Division of Blood and Marrow Transplantation, Department of Medicine, Stanford University School of Medicine, Stanford, CA.
Center for Cancer Cell Therapy, Stanford Cancer Institute, Stanford University, Stanford, CA.
Blood. 2021 Apr 29;137(17):2321-2325. doi: 10.1182/blood.2020009432.

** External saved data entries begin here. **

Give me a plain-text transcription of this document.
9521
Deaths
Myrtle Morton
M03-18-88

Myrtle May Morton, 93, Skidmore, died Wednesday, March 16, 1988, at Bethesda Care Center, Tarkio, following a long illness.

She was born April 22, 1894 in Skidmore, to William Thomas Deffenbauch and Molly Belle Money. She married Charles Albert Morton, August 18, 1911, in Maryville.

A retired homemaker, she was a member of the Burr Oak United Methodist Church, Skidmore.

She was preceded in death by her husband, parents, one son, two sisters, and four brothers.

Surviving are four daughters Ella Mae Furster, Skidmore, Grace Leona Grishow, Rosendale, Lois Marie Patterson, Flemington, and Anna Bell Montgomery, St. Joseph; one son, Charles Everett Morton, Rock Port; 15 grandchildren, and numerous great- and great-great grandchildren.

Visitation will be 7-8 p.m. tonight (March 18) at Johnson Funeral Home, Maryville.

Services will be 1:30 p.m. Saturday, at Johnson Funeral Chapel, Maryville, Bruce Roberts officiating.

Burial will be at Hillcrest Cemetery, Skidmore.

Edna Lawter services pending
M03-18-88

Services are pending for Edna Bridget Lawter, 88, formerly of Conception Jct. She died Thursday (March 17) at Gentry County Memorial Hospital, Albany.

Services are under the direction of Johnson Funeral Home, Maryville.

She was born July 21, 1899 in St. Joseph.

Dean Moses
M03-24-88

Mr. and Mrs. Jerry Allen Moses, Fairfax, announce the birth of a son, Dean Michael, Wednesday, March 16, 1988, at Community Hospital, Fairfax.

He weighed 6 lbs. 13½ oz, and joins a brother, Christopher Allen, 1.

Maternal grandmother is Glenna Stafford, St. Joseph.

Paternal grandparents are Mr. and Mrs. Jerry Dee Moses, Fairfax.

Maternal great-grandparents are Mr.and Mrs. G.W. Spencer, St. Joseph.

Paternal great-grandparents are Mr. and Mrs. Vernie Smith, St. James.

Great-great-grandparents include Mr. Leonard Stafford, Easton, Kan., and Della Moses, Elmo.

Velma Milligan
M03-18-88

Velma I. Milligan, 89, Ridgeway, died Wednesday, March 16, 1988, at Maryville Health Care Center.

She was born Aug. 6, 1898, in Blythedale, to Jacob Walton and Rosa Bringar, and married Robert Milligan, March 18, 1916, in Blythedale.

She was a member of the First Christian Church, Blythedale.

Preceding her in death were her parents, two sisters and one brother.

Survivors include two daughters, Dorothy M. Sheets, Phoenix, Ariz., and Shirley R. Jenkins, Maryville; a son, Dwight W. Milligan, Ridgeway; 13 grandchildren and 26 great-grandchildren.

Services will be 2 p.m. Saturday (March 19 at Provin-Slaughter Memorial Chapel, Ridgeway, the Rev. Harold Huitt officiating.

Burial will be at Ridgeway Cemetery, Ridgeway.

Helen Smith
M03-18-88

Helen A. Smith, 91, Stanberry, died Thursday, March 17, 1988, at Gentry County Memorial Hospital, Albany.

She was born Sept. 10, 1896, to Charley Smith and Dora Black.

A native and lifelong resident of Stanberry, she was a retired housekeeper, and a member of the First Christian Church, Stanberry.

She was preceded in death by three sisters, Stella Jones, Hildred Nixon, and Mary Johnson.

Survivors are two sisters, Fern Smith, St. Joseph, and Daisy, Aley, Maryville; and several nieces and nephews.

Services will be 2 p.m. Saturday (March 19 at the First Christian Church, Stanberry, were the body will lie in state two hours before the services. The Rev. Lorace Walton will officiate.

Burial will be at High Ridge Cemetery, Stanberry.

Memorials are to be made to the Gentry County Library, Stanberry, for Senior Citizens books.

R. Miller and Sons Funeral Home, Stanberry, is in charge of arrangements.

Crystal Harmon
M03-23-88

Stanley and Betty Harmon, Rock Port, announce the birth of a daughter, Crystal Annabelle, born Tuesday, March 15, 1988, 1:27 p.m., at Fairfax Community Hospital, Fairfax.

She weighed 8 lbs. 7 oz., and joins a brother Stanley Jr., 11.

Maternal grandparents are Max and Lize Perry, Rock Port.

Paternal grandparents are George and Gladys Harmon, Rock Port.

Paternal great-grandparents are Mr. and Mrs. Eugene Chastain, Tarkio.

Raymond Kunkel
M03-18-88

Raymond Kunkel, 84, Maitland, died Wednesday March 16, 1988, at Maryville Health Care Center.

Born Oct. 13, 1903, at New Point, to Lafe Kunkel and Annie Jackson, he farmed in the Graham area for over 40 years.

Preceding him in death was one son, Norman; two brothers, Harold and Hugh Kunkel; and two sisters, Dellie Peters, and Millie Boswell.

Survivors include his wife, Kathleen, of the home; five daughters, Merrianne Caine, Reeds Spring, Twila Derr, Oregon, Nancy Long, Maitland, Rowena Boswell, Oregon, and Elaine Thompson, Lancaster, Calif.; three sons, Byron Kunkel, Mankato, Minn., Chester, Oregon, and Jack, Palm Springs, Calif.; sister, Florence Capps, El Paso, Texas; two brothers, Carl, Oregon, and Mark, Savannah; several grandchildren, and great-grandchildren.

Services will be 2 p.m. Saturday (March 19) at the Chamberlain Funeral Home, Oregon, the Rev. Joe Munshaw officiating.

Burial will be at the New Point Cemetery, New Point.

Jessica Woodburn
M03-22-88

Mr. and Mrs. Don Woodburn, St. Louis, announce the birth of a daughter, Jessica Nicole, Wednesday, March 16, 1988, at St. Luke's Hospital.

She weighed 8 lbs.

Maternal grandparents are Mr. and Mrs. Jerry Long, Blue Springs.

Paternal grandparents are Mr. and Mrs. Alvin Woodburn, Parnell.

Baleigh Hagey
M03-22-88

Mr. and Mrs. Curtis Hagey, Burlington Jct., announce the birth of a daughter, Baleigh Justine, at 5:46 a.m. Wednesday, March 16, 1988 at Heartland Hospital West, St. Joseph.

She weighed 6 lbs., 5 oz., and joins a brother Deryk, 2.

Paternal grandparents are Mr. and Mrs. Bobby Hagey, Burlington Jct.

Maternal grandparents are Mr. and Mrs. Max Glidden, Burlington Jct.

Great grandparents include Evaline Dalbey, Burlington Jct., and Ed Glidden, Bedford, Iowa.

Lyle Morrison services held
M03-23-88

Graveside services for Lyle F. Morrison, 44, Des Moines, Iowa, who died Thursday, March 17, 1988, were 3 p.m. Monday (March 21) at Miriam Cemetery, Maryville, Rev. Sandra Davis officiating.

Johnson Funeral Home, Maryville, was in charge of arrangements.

The prognosis of patients with large B-cell lymphoma (LBCL) that progresses after treatment with chimeric antigen receptor (CAR) T-cell therapy targeting CD19 (CAR19) is poor. We report on the first 3 consecutive patients with autologous CAR19-refractory LBCL who were treated with a single infusion of autologous 1 × 106 CAR+ T cells per kilogram targeting CD22 (CAR22) as part of a phase 1 dose-escalation study. CAR22 therapy was relatively well tolerated, without any observed nonhematologic adverse events higher than grade 2. After infusion, all 3 patients achieved complete remission, with all responses continuing at the time of last follow-up (mean, 7.8 months; range, 6-9.3). Circulating CAR22 cells demonstrated robust expansion (peak range, 85.4-350 cells per microliter), and persisted beyond 3 months in all patients with continued radiographic responses and corresponding decreases in circulating tumor DNA beyond 6 months after infusion. Further accrual at a higher dose level in this phase 1 dose-escalation study is ongoing and will explore the role of this therapy in patients in whom prior CAR T-cell therapies have failed. This trial is registered on clinicaltrials.gov as #NCT04088890.
接受嵌合抗原受体(CAR)T 细胞疗法靶向 CD19(CAR19)治疗后进展的大 B 细胞淋巴瘤(LBCL)患者的预后较差。我们报告了前 3 例连续的自体 CAR19 难治性 LBCL 患者,他们接受了单次输注自体 1×106/kg 靶向 CD22(CAR22)的 CAR+T 细胞作为 1 期剂量递增研究的一部分。CAR22 治疗耐受性相对较好,未观察到任何高于 2 级的非血液学不良事件。输注后,所有 3 例患者均达到完全缓解,所有反应在最后一次随访时仍持续(平均 7.8 个月;范围,6-9.3)。循环 CAR22 细胞表现出强烈的扩增(峰值范围为 85.4-350 个/微升),并且在所有患者中均持续存在超过 3 个月,这些患者的影像学反应持续存在,并且在输注后 6 个月以上时循环肿瘤 DNA 相应下降。在该 1 期剂量递增研究中,更高剂量水平的进一步入组正在进行中,将探索该疗法在先前 CAR T 细胞治疗失败的患者中的作用。该试验在 clinicaltrials.gov 上注册为 #NCT04088890。